Fiscal and monetary authorities in Harare also blame the rent-seeking behaviour of some businesses and supply-chain disruptions caused by Russia’s invasion of Ukraine on 24 February for the surging prices.

Mnangagwa’s recent public utterances, which included last month’s unprecedented move to stop banks from lending, point to a government which resents neo-liberal policies such as floating the domestic currency.

Tony Hawkins, a University of Zimbabwe economics professor, said: “What is driving prices in Zimbabwe cannot be explained by what is happening internationally but what is happening domestically.”

“Looking ahead, we will be lucky if the year closes at an annual inflation rate of 400%. There are so many pressures such as wage pressures which will drive food prices.”

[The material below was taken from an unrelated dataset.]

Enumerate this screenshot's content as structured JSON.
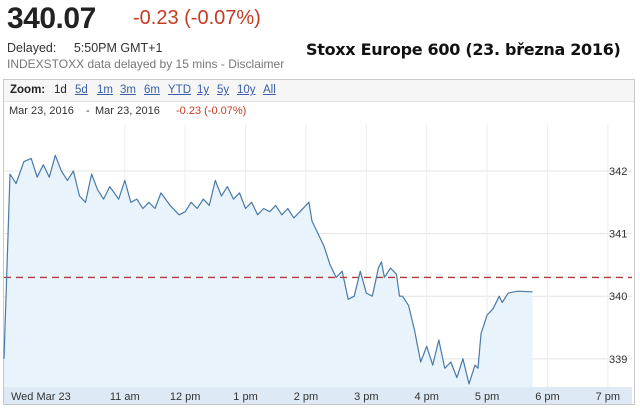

Prosper Chitambara, senior economist and policy adviser at the Labour and Economic Development Research Institute of Zimbabwe, a local think-tank, said the taming of inflation in Zambia is a vote of confidence on Hichilema’s government.

“For Zambia, the coming to power of HH, who is very pro-business has really helped to inspire greater confidence within the Zambian economy and obviously that has had a very positive effect in terms of ensuring greater stability of the macro economy and also the disinflationary trend that we have seen,” Chitambara said in an interview with The NewsHawks.

“So it is really about confidence and also political stability is also good for macro-economic stability. It is also quite interesting that even after removing subsidies on fuel in Zambia, we are seeing that their inflation has been trending downwards. When you look at Zimbabwe, I think our major problems are to do with the creation of money and distortions in the foreign exchange markets.”

Gift Mugano, an independent economist, last month sounded the alarm bell, warning that the Zimbabwe dollar may soon be ditched due to rising inflation.

After the government promised to liberalise the exchange market, the discrepancy between the official and parallel rate remains wide. The local unit is trading at US$1:ZW$320 on the official auction market compared to US$1:ZW$550 on the streets.

Mnangagwa’s counterpart, Hichilema, an economist by training, has signalled his intention to normalise relations with creditors with a view to improving the country’s debt profile. Zimbabwe,  on the other hand, has been moving in circles. Harare is apparently not ready to make more political reforms which may bring the economy out of the woods.

Following the war in Ukraine and sanctions on Russia which have sent metal prices soaring, major mining firms are now searching for new sources of the battery metals, copper and cobalt. Last month, First Quantum Minerals said its board had approved plans for a US$1.25 billion expansion of its Kansanshi mine in Zambia, a decision it said was prompted by renewed confidence in Zambia’s investment climate.

While Zimbabwe’s yesteryear copper mines such as Mhangura have long shut down, experts project that the bullish prices of other minerals such as gold, nickel and platinum group metals will offset economic losses as Russia’s military aggression in Ukraine continues.

But with bad policies, the effects of this boom may not cascade to the domestic economy.